MOBS, MEMES, MEANINGS AND MINDS
Footnotes for FuturePlaces 2016
Not the angry crowd, quite the contrary: mobilisation. Ways of action in 2016. Activism is becoming difficult, enmeshed in its own simulation, confronted with what is often the opposite of its desired outcomes. Polarised models of intervention seem outdated: how can we now navigate, with integrity and consequence, through broken promises, folk devils, the threat of terror, media-induced euphoria, and the paradox of sharing and survival?
Our time often seems to be about viral messages and instant success, but it should also be about the need to preserve, project and maintain cultural and historical value systems. How do we reconcile our age of instant random access to information, potentially amnesiac, with the very human call for wisdom? Is there a café somewhere where the Traditional Museum and Pokemon Go sit down for a chat?

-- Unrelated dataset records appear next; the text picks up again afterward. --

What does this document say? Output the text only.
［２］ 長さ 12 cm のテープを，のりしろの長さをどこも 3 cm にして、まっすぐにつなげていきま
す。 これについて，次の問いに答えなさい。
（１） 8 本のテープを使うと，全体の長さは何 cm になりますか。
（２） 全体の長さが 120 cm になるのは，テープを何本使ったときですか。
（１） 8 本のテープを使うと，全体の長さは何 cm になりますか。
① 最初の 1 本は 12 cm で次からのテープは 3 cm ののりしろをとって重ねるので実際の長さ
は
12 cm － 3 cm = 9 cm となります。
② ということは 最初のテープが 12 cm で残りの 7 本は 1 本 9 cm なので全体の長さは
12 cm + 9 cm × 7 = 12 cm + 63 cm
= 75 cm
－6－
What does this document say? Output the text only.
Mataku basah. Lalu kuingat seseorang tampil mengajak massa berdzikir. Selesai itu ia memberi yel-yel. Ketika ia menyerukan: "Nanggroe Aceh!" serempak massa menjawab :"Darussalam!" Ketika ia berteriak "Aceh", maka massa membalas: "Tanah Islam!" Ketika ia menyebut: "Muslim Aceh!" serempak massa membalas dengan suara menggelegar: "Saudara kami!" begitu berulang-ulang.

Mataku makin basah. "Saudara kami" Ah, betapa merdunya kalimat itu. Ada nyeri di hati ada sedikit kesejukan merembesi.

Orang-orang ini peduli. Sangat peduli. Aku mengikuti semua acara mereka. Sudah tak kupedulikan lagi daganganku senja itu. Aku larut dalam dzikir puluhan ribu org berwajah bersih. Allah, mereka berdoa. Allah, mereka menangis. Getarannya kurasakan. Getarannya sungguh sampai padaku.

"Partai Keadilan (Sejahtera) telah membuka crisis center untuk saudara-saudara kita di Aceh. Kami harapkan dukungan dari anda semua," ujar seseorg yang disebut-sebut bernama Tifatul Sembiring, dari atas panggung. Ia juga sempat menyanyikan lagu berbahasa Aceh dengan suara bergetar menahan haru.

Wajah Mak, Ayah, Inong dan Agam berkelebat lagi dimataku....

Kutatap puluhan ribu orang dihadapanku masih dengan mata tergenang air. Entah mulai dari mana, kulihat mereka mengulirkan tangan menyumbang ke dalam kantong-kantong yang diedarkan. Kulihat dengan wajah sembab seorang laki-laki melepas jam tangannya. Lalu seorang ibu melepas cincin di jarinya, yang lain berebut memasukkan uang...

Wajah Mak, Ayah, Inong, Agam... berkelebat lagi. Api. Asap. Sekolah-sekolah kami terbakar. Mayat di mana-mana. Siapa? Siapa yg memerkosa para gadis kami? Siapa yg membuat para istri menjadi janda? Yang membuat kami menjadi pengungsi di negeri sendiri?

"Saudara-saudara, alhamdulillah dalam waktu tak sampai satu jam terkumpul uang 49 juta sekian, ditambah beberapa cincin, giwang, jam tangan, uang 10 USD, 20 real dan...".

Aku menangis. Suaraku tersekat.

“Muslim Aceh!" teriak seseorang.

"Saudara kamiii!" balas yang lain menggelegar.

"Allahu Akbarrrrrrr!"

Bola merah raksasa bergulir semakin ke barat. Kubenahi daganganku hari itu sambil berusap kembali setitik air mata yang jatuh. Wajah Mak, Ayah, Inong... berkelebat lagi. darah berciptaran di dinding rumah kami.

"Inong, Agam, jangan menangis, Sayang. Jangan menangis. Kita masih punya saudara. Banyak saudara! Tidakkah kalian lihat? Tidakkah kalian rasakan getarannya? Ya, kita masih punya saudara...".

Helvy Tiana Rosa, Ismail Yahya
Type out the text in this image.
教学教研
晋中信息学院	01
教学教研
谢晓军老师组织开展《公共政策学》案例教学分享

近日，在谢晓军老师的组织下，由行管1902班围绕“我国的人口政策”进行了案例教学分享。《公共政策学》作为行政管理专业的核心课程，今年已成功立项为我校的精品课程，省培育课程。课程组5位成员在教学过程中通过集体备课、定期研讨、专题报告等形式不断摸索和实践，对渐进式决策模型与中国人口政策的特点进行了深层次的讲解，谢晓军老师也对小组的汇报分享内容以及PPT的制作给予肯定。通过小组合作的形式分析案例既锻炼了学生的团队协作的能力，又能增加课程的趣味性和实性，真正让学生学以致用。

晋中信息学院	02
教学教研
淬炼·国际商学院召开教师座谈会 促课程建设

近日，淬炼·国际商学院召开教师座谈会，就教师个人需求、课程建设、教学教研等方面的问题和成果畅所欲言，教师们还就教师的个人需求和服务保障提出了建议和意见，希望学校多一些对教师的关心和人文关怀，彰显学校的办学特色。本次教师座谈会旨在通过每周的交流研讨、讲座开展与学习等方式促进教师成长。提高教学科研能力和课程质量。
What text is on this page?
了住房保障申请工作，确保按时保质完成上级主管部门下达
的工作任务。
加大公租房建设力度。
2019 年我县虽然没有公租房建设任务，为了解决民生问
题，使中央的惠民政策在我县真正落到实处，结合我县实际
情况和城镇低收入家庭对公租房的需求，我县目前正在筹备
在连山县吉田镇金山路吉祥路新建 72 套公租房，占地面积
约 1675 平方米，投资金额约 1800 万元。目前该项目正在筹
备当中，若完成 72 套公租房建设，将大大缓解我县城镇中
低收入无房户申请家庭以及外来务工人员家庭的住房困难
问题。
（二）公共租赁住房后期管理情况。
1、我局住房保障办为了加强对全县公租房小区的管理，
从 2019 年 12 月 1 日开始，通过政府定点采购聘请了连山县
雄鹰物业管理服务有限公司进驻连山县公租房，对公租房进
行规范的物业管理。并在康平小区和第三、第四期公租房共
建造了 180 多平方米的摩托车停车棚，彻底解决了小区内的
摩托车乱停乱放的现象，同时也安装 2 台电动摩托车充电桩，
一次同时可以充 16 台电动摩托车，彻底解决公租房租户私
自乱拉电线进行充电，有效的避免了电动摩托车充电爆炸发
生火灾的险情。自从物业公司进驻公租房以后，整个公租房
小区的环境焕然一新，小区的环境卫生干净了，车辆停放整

The current abundance of “free signals” often seems to create semantic spirals where we generate endless chains of opinions, reactions, fictions, contradictions, possibilities. And while it is obviously healthy to speak one’s mind, often we find ourselves quite lost in a noisy landscape where meaningful experience becomes difficult to reveal itself in the first person. In the exercise of rescuing meaning among such a media-saturated environment, can the individual build a template that is of use to others, or is this exercise solitary, irreducible?
At the same time as voices on the international political scene declare themselves “tired of experts”, science may well be an antidote to populism, the key to a healthier, more informed, more fulfilled daily existence. The Portuguese government’s proposal to foster participatory scientific projects, emerging from think-tanks driven by citizens, promises to bring together scientific expertise and empirical knowledge, proven methodologies and seasoned know-how.